Unsupervised domain adaptation methods for cross-species transfer of regulatory code signals

Pavel Latyshev; Fedor Pavlov; Alan Herbert; Maria Poptsova

doi:10.3389/fdata.2023.1140663

Unsupervised domain adaptation methods for cross-species transfer of regulatory code signals

Front Big Data. 2023 Mar 30:6:1140663. doi: 10.3389/fdata.2023.1140663. eCollection 2023.

Authors

Pavel Latyshev¹, Fedor Pavlov¹, Alan Herbert^{1

2}, Maria Poptsova¹

Affiliations

¹ Laboratory of Bioinformatics, Faculty of Computer Science, HSE University, Moscow, Russia.
² InsideOutBio, Charlestown, MA, United States.

Abstract

Due to advances in NGS technologies whole-genome maps of various functional genomic elements were generated for a dozen of species, however experiments are still expensive and are not available for many species of interest. Deep learning methods became the state-of-the-art computational methods to analyze the available data, but the focus is often only on the species studied. Here we take advantage of the progresses in Transfer Learning in the area of Unsupervised Domain Adaption (UDA) and tested nine UDA methods for prediction of regulatory code signals for genomes of other species. We tested each deep learning implementation by training the model on experimental data from one species, then refined the model using the genome sequence of the target species for which we wanted to make predictions. Among nine tested domain adaptation architectures non-adversarial methods Minimum Class Confusion (MCC) and Deep Adaptation Network (DAN) significantly outperformed others. Conditional Domain Adversarial Network (CDAN) appeared as the third best architecture. Here we provide an empirical assessment of each approach using real world data. The different approaches were tested on ChIP-seq data for transcription factor binding sites and histone marks on human and mouse genomes, but is generalizable to any cross-species transfer of interest. We tested the efficiency of each method using species where experimental data was available for both. The results allows us to assess how well each implementation will work for species for which only limited experimental data is available and will inform the design of future experiments in these understudied organisms. Overall, our results proved the validity of UDA methods for generation of missing experimental data for histone marks and transcription factor binding sites in various genomes and highlights how robust the various approaches are to data that is incomplete, noisy and susceptible to analytic bias.

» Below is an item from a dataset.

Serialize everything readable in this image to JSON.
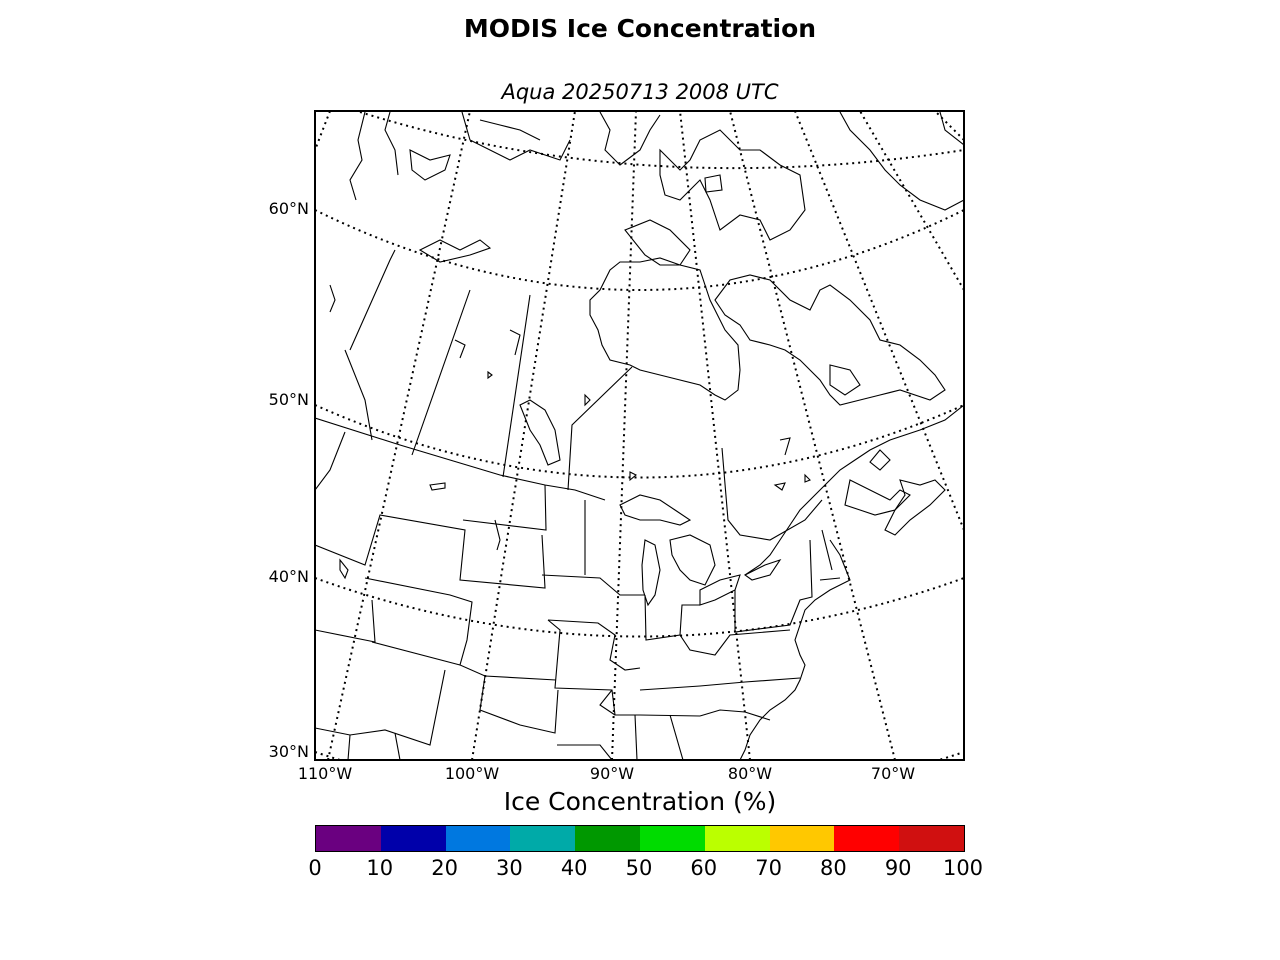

Keywords: Minimum Class Confusion; domain adaptation; domain adversarial networks; histone marks; transcription factors; transfer learning; versatile domain adaptation.

Grants and funding

The publication was supported by the grant for research centers in the field of AI provided by the Analytical Center for the Government of the Russian Federation (ACRF) in accordance with the agreement on the provision of subsidies (identifier of the agreement 000000D730321P5Q0002) and the agreement with HSE University No. 70-2021-00139.